Ministry of Digital Development, Communications and Mass Media submitted for public discussion draft amendments to federal law 149-FZ "On information, information technology and information protection". As follows from explanatory note, the document proposes to prohibit DoH (DNS over HTTPS), DoT (DNS over TLS) and ESNI, and even on TLS 1.3.
"The bill establishes a ban on the use of encryption protocols on the territory of the Russian Federation, allowing to hide the name (identifier) of an Internet page or site on the Internet, except for cases established by the legislation of the Russian Federation," the document says.

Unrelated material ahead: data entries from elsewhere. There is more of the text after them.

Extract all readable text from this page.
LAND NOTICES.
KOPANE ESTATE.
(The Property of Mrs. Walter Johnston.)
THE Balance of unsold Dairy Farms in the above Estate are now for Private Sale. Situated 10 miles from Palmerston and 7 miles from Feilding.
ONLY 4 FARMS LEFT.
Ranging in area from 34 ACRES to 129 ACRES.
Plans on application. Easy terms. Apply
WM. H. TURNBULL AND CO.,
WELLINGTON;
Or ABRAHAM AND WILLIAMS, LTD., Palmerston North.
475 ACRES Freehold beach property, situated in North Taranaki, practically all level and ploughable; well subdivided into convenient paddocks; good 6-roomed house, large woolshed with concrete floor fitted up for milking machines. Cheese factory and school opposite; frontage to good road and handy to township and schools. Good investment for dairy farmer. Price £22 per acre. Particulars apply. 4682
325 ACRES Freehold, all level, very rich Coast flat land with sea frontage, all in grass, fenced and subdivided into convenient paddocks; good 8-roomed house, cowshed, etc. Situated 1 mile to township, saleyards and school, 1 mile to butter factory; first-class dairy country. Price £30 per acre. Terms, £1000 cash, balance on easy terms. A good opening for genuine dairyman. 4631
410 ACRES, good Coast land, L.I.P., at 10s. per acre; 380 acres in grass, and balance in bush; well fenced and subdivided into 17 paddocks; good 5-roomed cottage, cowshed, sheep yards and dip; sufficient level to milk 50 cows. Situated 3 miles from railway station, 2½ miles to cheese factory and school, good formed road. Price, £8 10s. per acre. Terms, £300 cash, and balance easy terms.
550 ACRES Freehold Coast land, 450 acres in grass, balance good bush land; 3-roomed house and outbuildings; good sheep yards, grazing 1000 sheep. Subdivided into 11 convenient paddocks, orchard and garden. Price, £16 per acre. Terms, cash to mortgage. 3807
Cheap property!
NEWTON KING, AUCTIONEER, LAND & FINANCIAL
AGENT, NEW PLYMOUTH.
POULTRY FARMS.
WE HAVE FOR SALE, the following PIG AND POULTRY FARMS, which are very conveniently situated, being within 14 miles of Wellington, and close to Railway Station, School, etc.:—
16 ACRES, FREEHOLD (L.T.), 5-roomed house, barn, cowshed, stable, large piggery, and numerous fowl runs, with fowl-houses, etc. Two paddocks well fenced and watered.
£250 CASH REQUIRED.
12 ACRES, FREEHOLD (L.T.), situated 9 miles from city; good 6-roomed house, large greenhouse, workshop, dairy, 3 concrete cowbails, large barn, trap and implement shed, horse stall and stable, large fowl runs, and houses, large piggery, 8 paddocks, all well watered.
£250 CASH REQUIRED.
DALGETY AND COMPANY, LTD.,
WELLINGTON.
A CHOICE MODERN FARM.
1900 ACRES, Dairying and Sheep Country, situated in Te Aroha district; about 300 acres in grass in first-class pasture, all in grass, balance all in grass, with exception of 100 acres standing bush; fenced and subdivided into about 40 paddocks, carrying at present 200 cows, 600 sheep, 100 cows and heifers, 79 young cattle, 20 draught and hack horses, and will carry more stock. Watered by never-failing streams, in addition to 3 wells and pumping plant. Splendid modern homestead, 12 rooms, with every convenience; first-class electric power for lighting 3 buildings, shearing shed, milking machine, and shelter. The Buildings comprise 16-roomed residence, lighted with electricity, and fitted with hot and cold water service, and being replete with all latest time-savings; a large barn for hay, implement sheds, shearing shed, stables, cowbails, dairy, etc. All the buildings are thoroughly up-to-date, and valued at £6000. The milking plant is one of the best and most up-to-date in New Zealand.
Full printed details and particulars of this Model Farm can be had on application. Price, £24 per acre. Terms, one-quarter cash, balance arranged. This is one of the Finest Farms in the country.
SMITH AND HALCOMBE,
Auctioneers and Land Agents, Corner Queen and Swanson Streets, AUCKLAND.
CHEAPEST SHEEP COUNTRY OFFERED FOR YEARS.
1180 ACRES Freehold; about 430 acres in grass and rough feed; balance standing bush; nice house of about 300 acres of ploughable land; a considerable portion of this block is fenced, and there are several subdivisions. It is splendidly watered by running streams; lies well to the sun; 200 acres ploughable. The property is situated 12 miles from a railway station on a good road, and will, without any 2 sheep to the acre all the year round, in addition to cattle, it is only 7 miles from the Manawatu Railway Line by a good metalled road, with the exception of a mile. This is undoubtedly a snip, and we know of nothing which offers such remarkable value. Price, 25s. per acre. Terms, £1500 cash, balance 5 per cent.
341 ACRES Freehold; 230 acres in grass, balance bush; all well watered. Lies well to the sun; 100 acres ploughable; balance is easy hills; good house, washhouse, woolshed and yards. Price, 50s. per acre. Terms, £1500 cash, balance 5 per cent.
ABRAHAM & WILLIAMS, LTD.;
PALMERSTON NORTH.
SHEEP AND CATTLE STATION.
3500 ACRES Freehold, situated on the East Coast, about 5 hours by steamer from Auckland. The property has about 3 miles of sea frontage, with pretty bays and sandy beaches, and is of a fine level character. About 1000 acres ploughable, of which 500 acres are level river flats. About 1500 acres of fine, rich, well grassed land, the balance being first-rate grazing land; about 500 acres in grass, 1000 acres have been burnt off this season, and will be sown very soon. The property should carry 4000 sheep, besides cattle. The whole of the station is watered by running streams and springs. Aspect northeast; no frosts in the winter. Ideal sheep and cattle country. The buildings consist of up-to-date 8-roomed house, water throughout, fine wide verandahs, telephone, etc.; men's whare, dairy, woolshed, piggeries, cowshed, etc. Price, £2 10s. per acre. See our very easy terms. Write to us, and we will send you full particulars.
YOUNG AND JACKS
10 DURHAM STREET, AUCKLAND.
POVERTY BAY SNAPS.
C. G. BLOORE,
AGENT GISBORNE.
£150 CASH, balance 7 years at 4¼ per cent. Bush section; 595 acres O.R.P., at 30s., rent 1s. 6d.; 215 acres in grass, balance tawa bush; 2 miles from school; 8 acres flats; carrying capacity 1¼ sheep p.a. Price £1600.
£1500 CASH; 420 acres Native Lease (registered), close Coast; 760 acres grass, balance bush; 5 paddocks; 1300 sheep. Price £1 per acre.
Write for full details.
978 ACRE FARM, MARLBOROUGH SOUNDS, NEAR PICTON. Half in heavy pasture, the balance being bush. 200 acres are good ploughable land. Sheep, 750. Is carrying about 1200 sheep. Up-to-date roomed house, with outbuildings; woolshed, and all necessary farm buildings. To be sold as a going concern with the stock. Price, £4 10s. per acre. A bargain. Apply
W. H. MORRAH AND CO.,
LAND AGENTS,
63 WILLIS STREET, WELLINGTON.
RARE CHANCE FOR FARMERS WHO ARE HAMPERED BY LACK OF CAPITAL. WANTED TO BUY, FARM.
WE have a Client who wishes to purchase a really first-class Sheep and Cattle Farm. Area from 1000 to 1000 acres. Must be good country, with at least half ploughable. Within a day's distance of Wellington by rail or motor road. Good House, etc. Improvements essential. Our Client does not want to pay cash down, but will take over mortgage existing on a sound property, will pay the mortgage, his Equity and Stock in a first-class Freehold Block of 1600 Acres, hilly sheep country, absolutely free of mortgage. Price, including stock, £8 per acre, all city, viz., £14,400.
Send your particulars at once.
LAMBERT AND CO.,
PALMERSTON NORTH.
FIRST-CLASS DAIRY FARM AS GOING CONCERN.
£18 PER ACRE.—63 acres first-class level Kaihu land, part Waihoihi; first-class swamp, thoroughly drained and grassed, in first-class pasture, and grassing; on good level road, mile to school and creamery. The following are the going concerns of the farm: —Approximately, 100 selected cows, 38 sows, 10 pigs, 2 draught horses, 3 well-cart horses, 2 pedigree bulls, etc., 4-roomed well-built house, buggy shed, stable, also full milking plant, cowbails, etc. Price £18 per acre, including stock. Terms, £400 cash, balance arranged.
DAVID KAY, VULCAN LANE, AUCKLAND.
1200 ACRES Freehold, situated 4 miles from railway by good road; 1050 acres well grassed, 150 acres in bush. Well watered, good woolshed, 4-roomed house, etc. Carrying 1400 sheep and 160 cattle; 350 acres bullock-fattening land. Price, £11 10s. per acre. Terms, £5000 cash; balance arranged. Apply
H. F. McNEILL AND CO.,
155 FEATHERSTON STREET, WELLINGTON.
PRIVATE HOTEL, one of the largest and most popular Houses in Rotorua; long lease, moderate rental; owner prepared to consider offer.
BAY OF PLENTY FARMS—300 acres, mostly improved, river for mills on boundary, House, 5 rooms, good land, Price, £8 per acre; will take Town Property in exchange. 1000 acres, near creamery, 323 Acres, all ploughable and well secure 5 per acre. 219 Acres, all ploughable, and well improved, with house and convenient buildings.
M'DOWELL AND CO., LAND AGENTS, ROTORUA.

The proposed changes are as follows:
1) Clause 21 shall be added to Article 2 as follows:
"An encryption protocol that allows you to hide the name (identifier) of a web page or site on the Internet" is an abstract or specific protocol that includes a set of rules governing the use of cryptographic transformations and algorithms in information processes. ";
2) Clause 2 of Article 10 shall be supplemented with paragraphs as follows:
“It is prohibited to use on the territory of the Russian Federation encryption protocols allowing to hide the name (identifier) of an Internet page or site on the Internet, except for the cases established by the legislation of the Russian Federation.
Violation of the prohibition on the use in the Russian Federation of encryption protocols that allow hiding the name (identifier) of a web page or site on the Internet, entails the suspension of the functioning of the Internet resource no later than 1 (one) business day from the day the violation was discovered by the authorized federal executive body ".
In essence, it says mechanisms such as DoH, DoT, ESNI and TLS 1.3 could "reduce the effectiveness of existing filtering systems," that is, prevent authorities from identifying and blocking sites with prohibited information, as well as monitoring which resources are visited by users.
The bill, as expected, caused a violent reaction from the IT community, and journalists collected some interesting comments from specialists in their material. Roskomsvoboda… So, it is noted that such blockings can lead to massive problems with Amazon Web Services, Cloudflare, Digital Ocean, and so on, and the result will be approximately the same as during the blocking of Telegram.
Public discussion of the bill will end on October 5, 2020.
It should be noted that this year, the Chinese authorities have already begun to block ESNI and TLS 1.3.